My oldest sister, Cheryl, and I, posing in front of our alma mater in 1999.  I'm giving her the horns, as usual.

Built around 1850 (or so I think), the Tombs Run School educated and subdued generations of Watson Township children.  In its last 30 years (it closed in 1959), it was the scene of many a drama pitting teachers Paul Overdorf and (later) Geneva Clark against unruly members of the Dunkle, Spong, Brion, Ulmer, Aumiller, Wheary, Wall, Gardner, Breon, Moore, Smith, Greene, Riggle, and other tribes.

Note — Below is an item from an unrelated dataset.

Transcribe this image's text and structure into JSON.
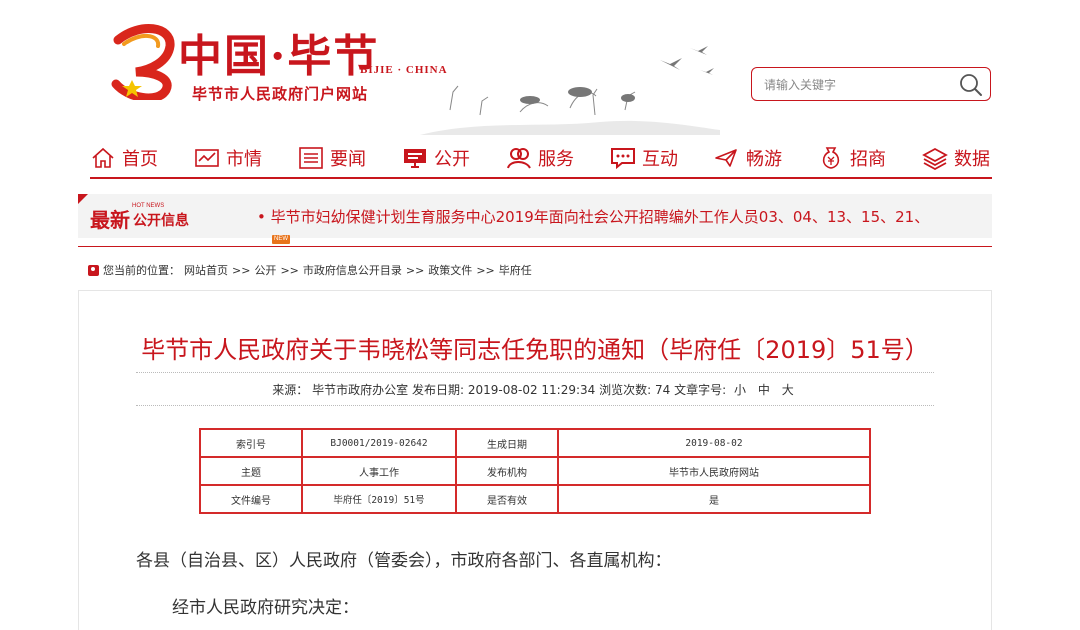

Behind and to the right of the school, in the shade of the sycamores next to that rushing stream, you can see the coal shed.  There, at age ten, standing in the anthracite on a sultry May afternoon, I kissed Martha Greene.  Later, Virginia Smith dangled me over the stream by my heels and asked how on earth I'd gotten my feet so black.  All of this happened during a legendary recess that lasted half the day.  While the two dozen pupils played "Annie, Annie, Overball!" and hunted rattlesnakes in the woods, Mrs. Clark lay snoring peacefully on the recitation bench at the front of the room.  We woke her just in time to prevent the bus drivers from seeing this professional lapse.

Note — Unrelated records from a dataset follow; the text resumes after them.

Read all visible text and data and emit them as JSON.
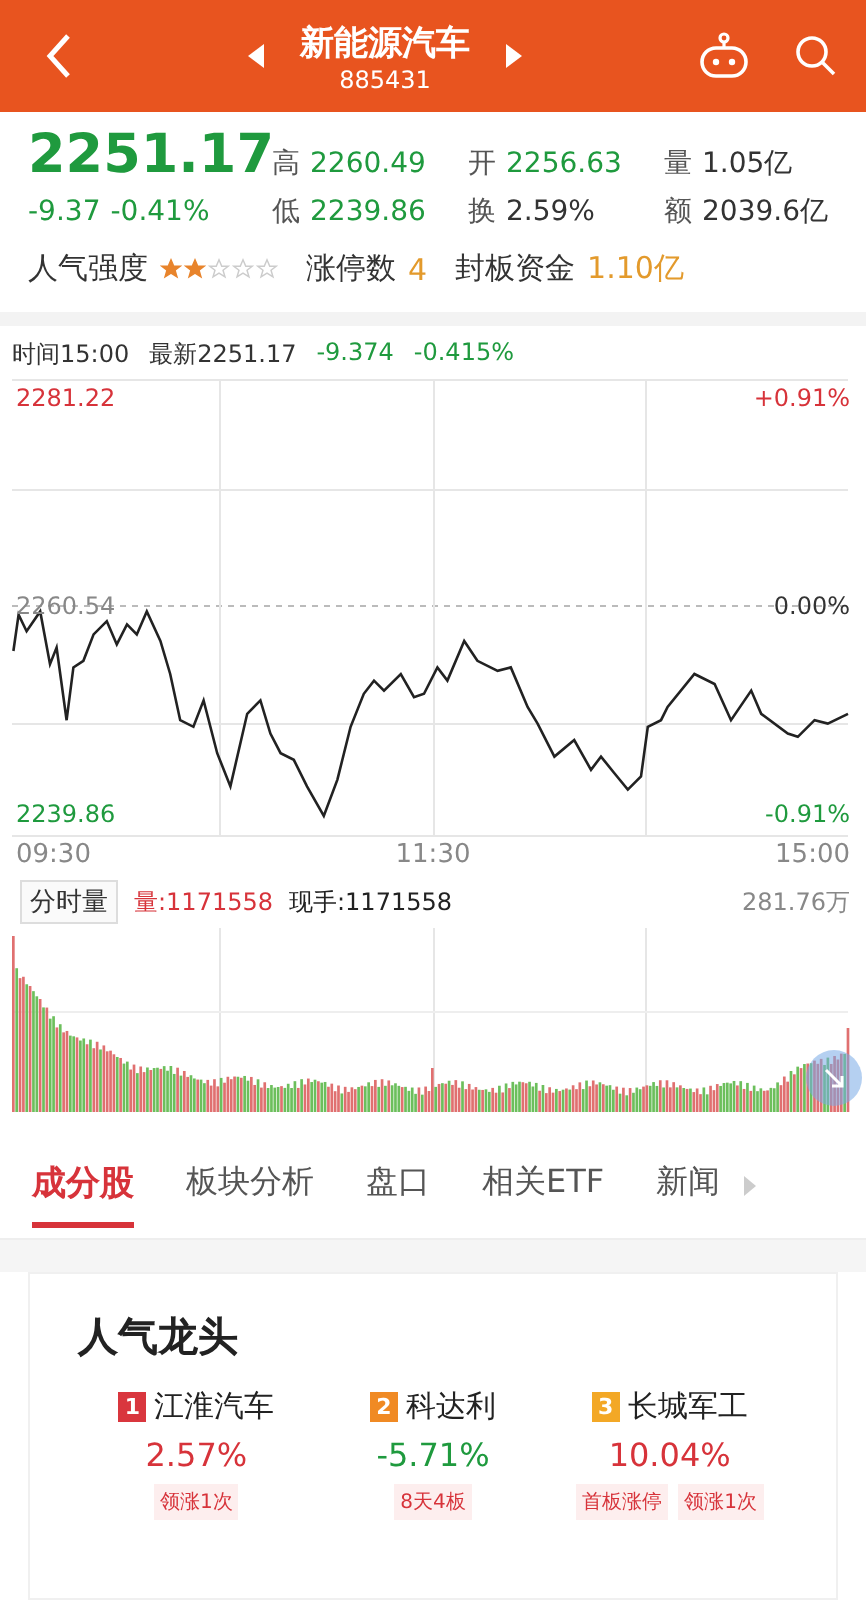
{
  "header": {
    "title": "新能源汽车",
    "code": "885431"
  },
  "quote": {
    "price": "2251.17",
    "change": "-9.37",
    "change_pct": "-0.41%",
    "color": "#1f9a3e",
    "stats": [
      {
        "label": "高",
        "value": "2260.49",
        "color": "#1f9a3e"
      },
      {
        "label": "开",
        "value": "2256.63",
        "color": "#1f9a3e"
      },
      {
        "label": "量",
        "value": "1.05亿",
        "color": "#333333"
      },
      {
        "label": "低",
        "value": "2239.86",
        "color": "#1f9a3e"
      },
      {
        "label": "换",
        "value": "2.59%",
        "color": "#333333"
      },
      {
        "label": "额",
        "value": "2039.6亿",
        "color": "#333333"
      }
    ]
  },
  "popularity": {
    "label": "人气强度",
    "stars": 2,
    "limit_up_label": "涨停数",
    "limit_up_count": "4",
    "seal_label": "封板资金",
    "seal_value": "1.10亿"
  },
  "info_line": {
    "time": "时间15:00",
    "latest": "最新2251.17",
    "change": "-9.374",
    "change_pct": "-0.415%",
    "color": "#1f9a3e"
  },
  "price_chart": {
    "right_labels": [
      {
        "text": "+0.91%",
        "color": "#d7333a"
      },
      {
        "text": "0.00%",
        "color": "#333333"
      },
      {
        "text": "-0.91%",
        "color": "#1f9a3e"
      }
    ],
    "time_labels": [
      "09:30",
      "11:30",
      "15:00"
    ],
    "price_labels": [
      "2281.22",
      "2260.54",
      "2239.86"
    ]
  },
  "volume": {
    "label": "分时量",
    "volume": "量:1171558",
    "hand": "现手:1171558",
    "max": "281.76万"
  },
  "tabs": [
    {
      "label": "成分股",
      "selected": true
    },
    {
      "label": "板块分析",
      "selected": false
    },
    {
      "label": "盘口",
      "selected": false
    },
    {
      "label": "相关ETF",
      "selected": false
    },
    {
      "label": "新闻",
      "selected": false
    }
  ],
  "leaders": {
    "title": "人气龙头",
    "items": [
      {
        "rank": "1",
        "color": "#d9363e",
        "name": "江淮汽车",
        "change": {
          "text": "2.57%",
          "color": "#d7333a"
        },
        "tags": [
          "领涨1次"
        ]
      },
      {
        "rank": "2",
        "color": "#f08a24",
        "name": "科达利",
        "change": {
          "text": "-5.71%",
          "color": "#1f9a3e"
        },
        "tags": [
          "8天4板"
        ]
      },
      {
        "rank": "3",
        "color": "#f3a826",
        "name": "长城军工",
        "change": {
          "text": "10.04%",
          "color": "#d7333a"
        },
        "tags": [
          "首板涨停",
          "领涨1次"
        ]
      }
    ]
  }
}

Tombs Run is named after Philip Tomb, the early settler on Pine Creek who, at about the time this school was built, penned a remarkable book, 30 Years a Hunter, detailing Pine Creek history.  Among other things, Tomb tells of an evening at a tavern near the mouth of the creek when some of the locals, primed with rum, captured an elk and coaxed it upstairs to the second floor, but were unable to get it back down.  I don't remember the outcome, but one day I'll refresh my memory: I own a copy of the work, acquired 25 years ago from a rare-book seller in Selinsgrove.